Troppo educati e troppo deboli. Ferruccio de Bortoli spiega così sul Corriere l'incapacità dell'Ue e dei suoi capi di contrapporsi ad una Casa Bianca tornata ieri a martellare i paesi europei e i suoi leader definendo «decadenti» i primi e «confusi» i secondi. La diagnosi di De Bortoli è troppo benevola. Se bastasse essere più aggressivi verbalmente e più energici politicamente tutto sarebbe ancora risolvibile. Il problema dell'Unione è di essere, invece, un mollusco afono e privo di muscoli, strutturalmente inadeguato a fronteggiare qualsiasi emergenza. Quest'inadeguatezza di fondo è la diretta conseguenza di una genesi arrivata a compimento nel 1992 con quell'inno all'euro-burocrazia chiamato Trattato di Maastricht. A peggiorare il tutto contribuisce nel decennio successivo l'incapacità di affiancare al cavilloso elenco di norme una costituzione capace di regalargli un'anima, definendone parametri ideali e valoriali. Anche perché dietro l'obbrobrio di Maastricht si cela un demiurgo chiamato Jacques Santer, un oscuro premier lussemburghese che lungi dal regalare all'Europa un manuale da grande potenza la intrappola in un vademecum da ragioniere.

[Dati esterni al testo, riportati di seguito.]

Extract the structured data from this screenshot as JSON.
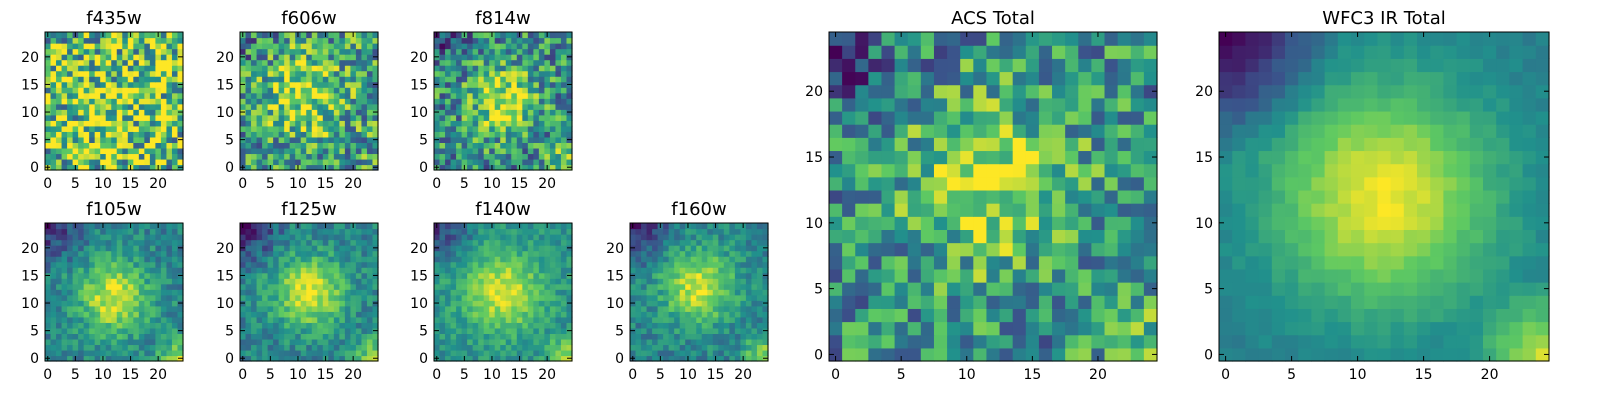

A rendere quel trattato ancor più inadeguato e anacronistico s'aggiungono gli anni in cui viene scritto. Anni in cui va per la maggiore il saggio di Francis Fukuyama che immagina una fine della storia sancita dalla vittoria globale di democrazia e liberalismo. Pie illusioni che spingono Santer e gli altri euro-demiurghi a puntare tutto sulla costruzione di norme giuridico economiche scordando quel che più servirebbe oggi ovvero una Difesa comune e una Politica Estera rapida e incisiva. Il risultato non è l'Europa perbenina ma fragile descritta da De Bortoli, bensì un corpaccione inerte, perennemente incapace di decidere e agire. Anche perché proprio l'assenza di una Costituzione, ovvero di una bussola ideale e valoriale, rende disorientata l'Europa e «confusi» i suoi leader.
Una sindrome resa evidente dai tracheggiamenti con cui l'Ue risponde alle crisi che negli ultimi 15 anni ne minacciano la sopravvivenza. Tutte crisi, da quella del debito sovrano nel 2009 passando per l'emergenza migranti nel 2015, la pandemia e, infine, la carenza energetica innescata dal conflitto in Ucraina in cui l'Unione dimostra tutta la sua irrilevanza. Ma dall'irrilevanza non si esce con qualche aggiustamento ai toni della voce e della politica.
Per risolvere la crisi esistenziale dell'Ue urge una radicale ristrutturazione dei suoi trattati e delle sue istituzioni. E questo non ce lo fa capire solo quel «cattivone» di The Donald, ma anche l'illustre Mario Draghi. Solo che con il primo c'indigniamo mentre con il secondo ci entusiasmiamo.